Ahh yeah, totally right. I missed that.


----------



## plow (Feb 19, 2008)

Robata said:


> DJRansome said:
> 
> 
> > Anything smaller than 36" (or some have success with 30") and you will see problems like you are experiencing now.
> ...


Go and acquire yourself a 75, its worth it, these fish a just a delight when they are given good homes, much more fun than most other aquarium fish IMO.


----------



## Robata (Sep 27, 2008)

Is this typical fish intimidation?
http://s436.photobucket.com/albums/qq84/Robatafish/
Notice how it starts with beautiful blue coloring and almost immediately loses color upon confrontation. That's the cycle. 
The Maingano is the only one that is being persecuted.
Advice to get larger tank has been noted. Thanks very much. 
75 gal huh? Ugh. My wife will be pissed. She just got used to the 35.


----------



## bac3492 (Jul 25, 2008)

*** never seen that happen before.


----------



## DJRansome (Oct 29, 2005)

Yes. I'd say he has pretty well given up.

If you are going to try to save them, you could try a couple of 2" PVC pipes hung just under the surface of the water. This one and any other can hide in there sometimes and be able to rest.
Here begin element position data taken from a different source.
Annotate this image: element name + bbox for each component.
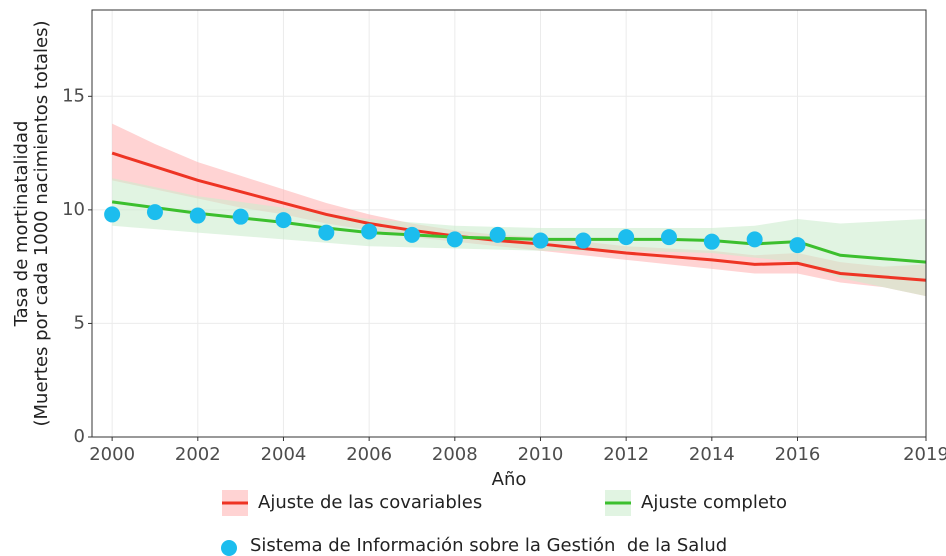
legend-label: Ajuste completo xyxy=(641,492,787,513)
x-tick-label: 2010 xyxy=(518,444,564,465)
data-point xyxy=(746,231,763,248)
data-point xyxy=(489,226,506,243)
data-point xyxy=(403,226,420,243)
y-tick-label: 10 xyxy=(62,199,85,220)
data-point xyxy=(618,229,635,246)
data-point xyxy=(660,229,677,246)
y-axis-label: Tasa de mortinatalidad xyxy=(11,121,32,328)
data-point xyxy=(703,233,720,250)
data-point xyxy=(361,223,378,240)
data-point xyxy=(104,206,121,223)
x-tick-label: 2008 xyxy=(432,444,478,465)
line xyxy=(111,151,927,282)
data-point xyxy=(532,232,549,249)
plot-frame xyxy=(91,9,927,438)
x-tick-label: 2019 xyxy=(903,444,946,465)
y-axis-label: (Muertes por cada 1000 nacimientos total… xyxy=(31,20,52,426)
x-tick-label: 2012 xyxy=(603,444,649,465)
legend-label: Sistema de Información sobre la Gestión … xyxy=(250,535,727,556)
data-point xyxy=(318,224,335,241)
data-point xyxy=(789,237,806,254)
x-tick-label: 2004 xyxy=(261,444,307,465)
data-point xyxy=(232,208,249,225)
legend-marker xyxy=(221,540,237,556)
legend-label: Ajuste de las covariables xyxy=(258,492,482,513)
data-point xyxy=(189,207,206,224)
y-tick-label: 15 xyxy=(62,85,85,106)
y-tick-label: 5 xyxy=(74,312,85,333)
data-point xyxy=(275,212,292,229)
x-tick-label: 2006 xyxy=(346,444,392,465)
x-tick-label: 2016 xyxy=(775,444,821,465)
data-point xyxy=(575,232,592,249)
data-point xyxy=(446,231,463,248)
x-axis-label: Año xyxy=(492,469,527,490)
y-tick-label: 0 xyxy=(74,426,85,447)
x-tick-label: 2014 xyxy=(689,444,735,465)
confidence-band xyxy=(112,178,927,297)
x-tick-label: 2002 xyxy=(175,444,221,465)
data-point xyxy=(146,204,163,221)
x-tick-label: 2000 xyxy=(89,444,135,465)
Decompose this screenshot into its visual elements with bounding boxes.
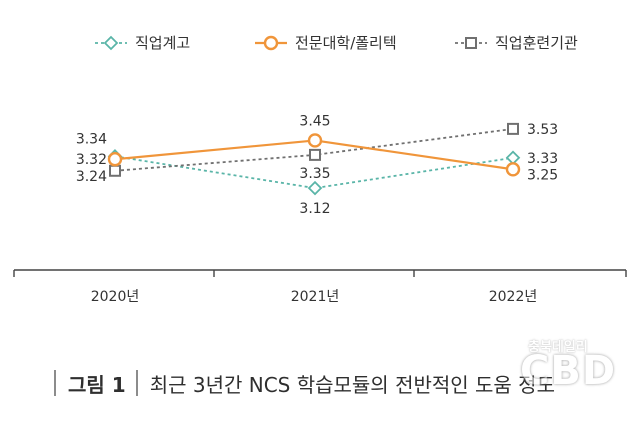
- data-label: 3.12: [299, 201, 330, 217]
- figure-label: 그림 1: [68, 372, 126, 397]
- legend-marker-diamond: [103, 35, 119, 51]
- legend-item-전문대학-폴리텍: 전문대학/폴리텍: [255, 34, 397, 52]
- legend-label: 전문대학/폴리텍: [295, 34, 397, 52]
- series-line: [114, 155, 514, 190]
- data-point-circle: [505, 162, 521, 177]
- line-chart: 직업계고 전문대학/폴리텍 직업훈련기관 2020년 2021년 2022년 3.343…: [13, 34, 627, 305]
- data-label: 3.45: [299, 113, 330, 129]
- series-lines: [107, 122, 521, 196]
- data-point-circle: [307, 133, 323, 148]
- legend-label: 직업계고: [135, 34, 190, 52]
- legend-item-직업계고: 직업계고: [95, 34, 190, 52]
- data-label: 3.25: [527, 167, 558, 183]
- data-point-square: [507, 122, 519, 135]
- series-전문대학-폴리텍: [107, 133, 521, 177]
- data-point-square: [109, 164, 121, 177]
- legend-label: 직업훈련기관: [495, 34, 578, 52]
- caption-divider-right: [135, 370, 138, 396]
- figure-caption: 그림 1 최근 3년간 NCS 학습모듈의 전반적인 도움 정도: [54, 366, 555, 400]
- figure-title: 최근 3년간 NCS 학습모듈의 전반적인 도움 정도: [149, 372, 555, 397]
- data-label: 3.33: [527, 151, 558, 167]
- legend-item-직업훈련기관: 직업훈련기관: [455, 34, 578, 52]
- caption-divider-left: [54, 370, 56, 396]
- legend: 직업계고 전문대학/폴리텍 직업훈련기관: [95, 34, 578, 52]
- x-tick-label: 2021년: [291, 289, 340, 305]
- series-직업훈련기관: [109, 122, 519, 177]
- data-point-diamond: [505, 150, 521, 166]
- data-point-circle: [107, 152, 123, 167]
- x-axis: 2020년 2021년 2022년: [13, 269, 627, 305]
- watermark-main-text: CBD: [520, 348, 617, 394]
- x-tick-label: 2022년: [489, 289, 538, 305]
- data-point-square: [309, 148, 321, 161]
- data-label: 3.24: [76, 169, 107, 185]
- legend-marker-square: [465, 37, 477, 49]
- data-label: 3.32: [76, 152, 107, 168]
- data-label: 3.35: [299, 166, 330, 182]
- data-labels: 3.34 3.12 3.33 3.32 3.45 3.25 3.24 3.35 3.53: [76, 113, 558, 217]
- legend-marker-circle: [263, 35, 279, 51]
- data-point-diamond: [307, 180, 323, 196]
- watermark-logo: 충북데일리 CBD: [520, 336, 620, 406]
- x-tick-label: 2020년: [91, 289, 140, 305]
- series-직업계고: [107, 149, 521, 196]
- data-label: 3.53: [527, 122, 558, 138]
- watermark-top-text: 충북데일리: [528, 340, 588, 355]
- data-label: 3.34: [76, 131, 107, 147]
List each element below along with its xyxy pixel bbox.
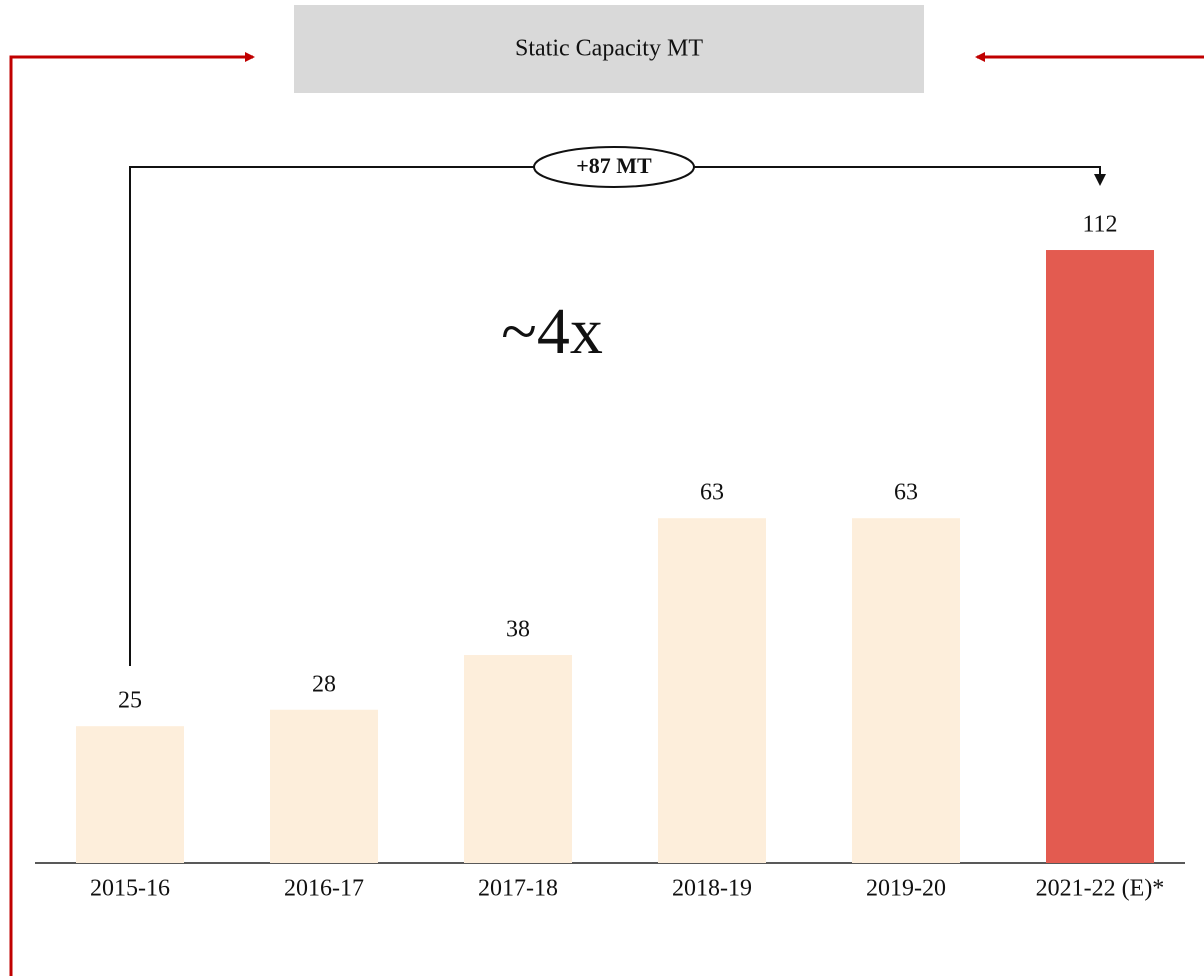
bar [658, 518, 766, 863]
growth-label: +87 MT [576, 153, 652, 178]
value-label: 38 [506, 617, 530, 643]
bar [852, 518, 960, 863]
multiplier-label: ~4x [501, 295, 603, 368]
x-tick-label: 2021-22 (E)* [1036, 876, 1165, 902]
value-label: 25 [118, 688, 142, 714]
bar [76, 726, 184, 863]
red-bracket-left [9, 52, 255, 976]
value-label: 112 [1082, 212, 1117, 238]
value-label: 63 [700, 480, 724, 506]
x-tick-label: 2016-17 [284, 876, 364, 902]
chart-title: Static Capacity MT [515, 36, 703, 62]
x-tick-label: 2018-19 [672, 876, 752, 902]
bar [464, 655, 572, 863]
title-box [294, 5, 924, 93]
bar [270, 709, 378, 863]
bar [1046, 250, 1154, 864]
value-label: 28 [312, 671, 336, 697]
value-label: 63 [894, 480, 918, 506]
x-tick-label: 2015-16 [90, 876, 170, 902]
x-tick-label: 2017-18 [478, 876, 558, 902]
growth-badge [533, 146, 695, 188]
x-tick-label: 2019-20 [866, 876, 946, 902]
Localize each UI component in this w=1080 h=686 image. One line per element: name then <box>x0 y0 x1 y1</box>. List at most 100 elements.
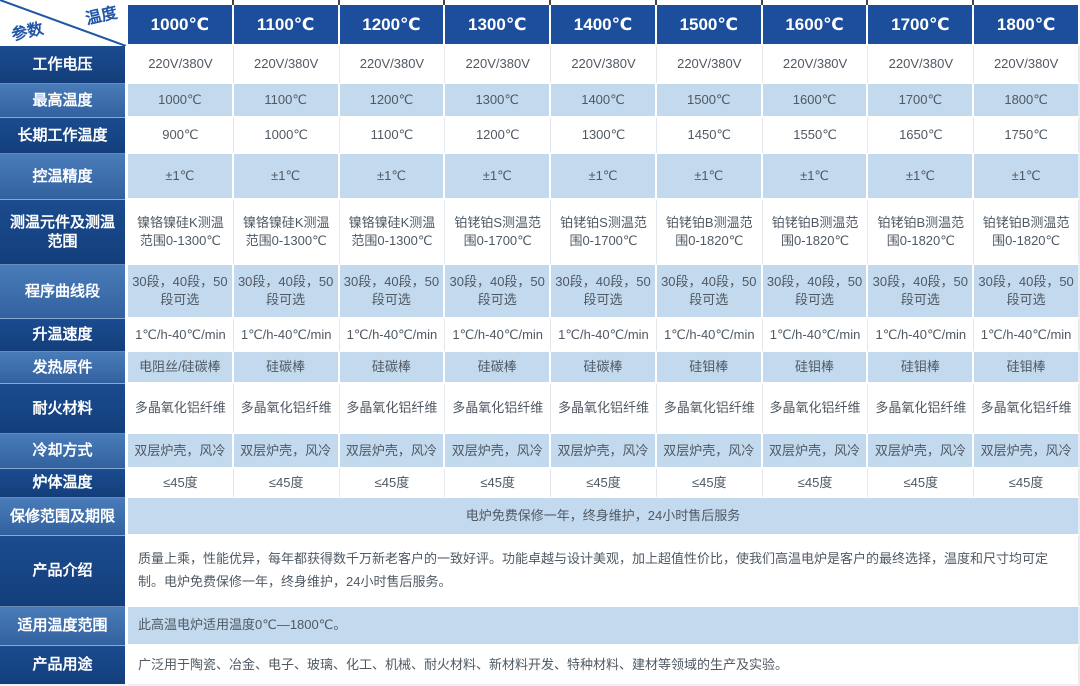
data-cell: 30段，40段，50段可选 <box>762 265 869 319</box>
data-cell: 1300℃ <box>445 84 552 118</box>
data-cell: 1550℃ <box>762 118 869 154</box>
span-row-text: 广泛用于陶瓷、冶金、电子、玻璃、化工、机械、耐火材料、新材料开发、特种材料、建材… <box>128 646 1080 686</box>
data-cell: ±1℃ <box>551 154 657 200</box>
data-cell: ±1℃ <box>339 154 446 200</box>
data-cell: 多晶氧化铝纤维 <box>233 384 340 434</box>
row-label: 耐火材料 <box>0 384 128 434</box>
data-cell: 1000℃ <box>233 118 340 154</box>
data-cell: ≤45度 <box>656 469 763 498</box>
column-header: 1100℃ <box>233 5 340 46</box>
data-cell: ±1℃ <box>868 154 975 200</box>
diagonal-line <box>0 0 126 46</box>
column-header: 1200℃ <box>339 5 446 46</box>
data-cell: ±1℃ <box>128 154 234 200</box>
column-header: 1000℃ <box>128 5 234 46</box>
row-label: 程序曲线段 <box>0 265 128 319</box>
data-cell: 1450℃ <box>656 118 763 154</box>
row-label: 冷却方式 <box>0 434 128 469</box>
data-cell: 1100℃ <box>233 84 340 118</box>
row-label: 炉体温度 <box>0 469 128 498</box>
data-cell: ≤45度 <box>445 469 552 498</box>
data-cell: 220V/380V <box>868 46 975 84</box>
data-cell: 电阻丝/硅碳棒 <box>128 352 234 384</box>
data-cell: 硅碳棒 <box>339 352 446 384</box>
data-cell: 1000℃ <box>128 84 234 118</box>
data-cell: 30段，40段，50段可选 <box>233 265 340 319</box>
data-cell: 双层炉壳，风冷 <box>656 434 763 469</box>
data-cell: 1600℃ <box>762 84 869 118</box>
data-cell: 多晶氧化铝纤维 <box>445 384 552 434</box>
data-cell: 220V/380V <box>762 46 869 84</box>
data-cell: 30段，40段，50段可选 <box>974 265 1080 319</box>
data-cell: 1300℃ <box>551 118 657 154</box>
column-header: 1800℃ <box>974 5 1080 46</box>
data-cell: 1200℃ <box>339 84 446 118</box>
data-cell: 双层炉壳，风冷 <box>445 434 552 469</box>
row-label: 发热原件 <box>0 352 128 384</box>
data-cell: 双层炉壳，风冷 <box>339 434 446 469</box>
data-cell: 220V/380V <box>339 46 446 84</box>
data-cell: 30段，40段，50段可选 <box>445 265 552 319</box>
row-label: 适用温度范围 <box>0 607 128 646</box>
data-cell: 多晶氧化铝纤维 <box>868 384 975 434</box>
data-cell: 双层炉壳，风冷 <box>974 434 1080 469</box>
row-label: 控温精度 <box>0 154 128 200</box>
data-cell: 镍铬镍硅K测温范围0-1300℃ <box>128 200 234 265</box>
top-strip-cell <box>656 0 763 5</box>
data-cell: 双层炉壳，风冷 <box>762 434 869 469</box>
data-cell: 1400℃ <box>551 84 657 118</box>
data-cell: 30段，40段，50段可选 <box>339 265 446 319</box>
data-cell: 30段，40段，50段可选 <box>868 265 975 319</box>
data-cell: ≤45度 <box>868 469 975 498</box>
row-label: 工作电压 <box>0 46 128 84</box>
data-cell: 双层炉壳，风冷 <box>868 434 975 469</box>
data-cell: 1℃/h-40℃/min <box>974 319 1080 352</box>
top-strip-cell <box>128 0 234 5</box>
data-cell: 双层炉壳，风冷 <box>128 434 234 469</box>
span-row-text: 质量上乘，性能优异，每年都获得数千万新老客户的一致好评。功能卓越与设计美观，加上… <box>128 536 1080 607</box>
data-cell: 多晶氧化铝纤维 <box>551 384 657 434</box>
data-cell: 硅碳棒 <box>551 352 657 384</box>
row-label: 最高温度 <box>0 84 128 118</box>
row-label: 产品用途 <box>0 646 128 686</box>
data-cell: ±1℃ <box>233 154 340 200</box>
data-cell: 硅钼棒 <box>762 352 869 384</box>
data-cell: 硅碳棒 <box>445 352 552 384</box>
data-cell: 1℃/h-40℃/min <box>233 319 340 352</box>
data-cell: 1750℃ <box>974 118 1080 154</box>
top-strip-cell <box>551 0 657 5</box>
column-header: 1500℃ <box>656 5 763 46</box>
data-cell: 硅钼棒 <box>868 352 975 384</box>
data-cell: 220V/380V <box>233 46 340 84</box>
data-cell: 铂铑铂B测温范围0-1820℃ <box>868 200 975 265</box>
data-cell: 硅碳棒 <box>233 352 340 384</box>
data-cell: 1500℃ <box>656 84 763 118</box>
column-header: 1700℃ <box>868 5 975 46</box>
row-label: 长期工作温度 <box>0 118 128 154</box>
row-label: 测温元件及测温范围 <box>0 200 128 265</box>
data-cell: 30段，40段，50段可选 <box>551 265 657 319</box>
column-header: 1600℃ <box>762 5 869 46</box>
data-cell: 镍铬镍硅K测温范围0-1300℃ <box>233 200 340 265</box>
data-cell: ±1℃ <box>445 154 552 200</box>
data-cell: 1℃/h-40℃/min <box>128 319 234 352</box>
data-cell: 镍铬镍硅K测温范围0-1300℃ <box>339 200 446 265</box>
data-cell: 铂铑铂S测温范围0-1700℃ <box>445 200 552 265</box>
data-cell: 220V/380V <box>445 46 552 84</box>
data-cell: ≤45度 <box>339 469 446 498</box>
data-cell: 硅钼棒 <box>656 352 763 384</box>
data-cell: 220V/380V <box>551 46 657 84</box>
data-cell: ≤45度 <box>762 469 869 498</box>
data-cell: 1℃/h-40℃/min <box>551 319 657 352</box>
corner-cell: 温度 参数 <box>0 0 128 46</box>
data-cell: 铂铑铂B测温范围0-1820℃ <box>974 200 1080 265</box>
span-row-text: 电炉免费保修一年，终身维护，24小时售后服务 <box>128 498 1080 536</box>
data-cell: 30段，40段，50段可选 <box>656 265 763 319</box>
row-label: 升温速度 <box>0 319 128 352</box>
data-cell: ±1℃ <box>656 154 763 200</box>
top-strip-cell <box>339 0 446 5</box>
data-cell: 1800℃ <box>974 84 1080 118</box>
data-cell: ±1℃ <box>974 154 1080 200</box>
data-cell: 220V/380V <box>656 46 763 84</box>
If you put it against the glass, he will have his choice of inside the pipe or between pipe and glass. You may have competition (more than one fish needing a hiding place). Just a temporary reprieve while you come up with a long term solution.


----------



## Super Turtleman (May 21, 2007)

I have to agree with everyone else. You will HAVE to get a bigger tank...or switch to smaller fish. There are no other options that will result in your fish surviving.


----------



## fajardoacuarista (Jan 16, 2008)

more space!!!!! and all of this is over. experience talking..... i have 4 mbuna in a 30g long tank there was 14 mbuna only 4 now.


----------



## DarbX1605 (Apr 7, 2008)

DJRansome said:


> Your tank is too small for any Malawi fish IMO. I'd return the Malawi and maybe try some Tanganyikan shellies.


I will agree some of those fish are too large for that tank - but a 35 gallon is perfectly fine for dwarf Mbuna species.


----------



## DJRansome (Oct 29, 2005)

DarbX1605, have you had success with dwarf mbuna in a 24" long tank?


----------



## bones06 (Sep 26, 2007)

A bigger tank is your only solution, besides getting rid of most of the fish you have in there. That Venustus will get to be 9-11 inches when fully mature, and it will eat those smaller Mbuna eventually. The wife may get mad when you get a bigger tank, but ask her how she will feel when you are left with a single fish. Take a look on craiglist or ebay for a bigger tank in your area, lots of good deals on both if you keep checking.


----------



## Robata (Sep 27, 2008)

bones06 said:


> That Venustus will get to be 9-11 inches when fully mature, and it will eat those smaller Mbuna eventually.


 I explained that to the wife. She wants to know where this new tank will go. I didn't have an answer.
I guess it's time to trade-in some fish. 
My NimboV @ 9-12 inches will scare our dog. 
Too bad. It's a really kewl and robust fish.
Gotta keep this 35g going or bust. 
I fell for the "assorted African Cichlid" tank at the store.
At least now i know there are species that are _do-able_ in smaller tanks.
You guys rock! Thank you.


----------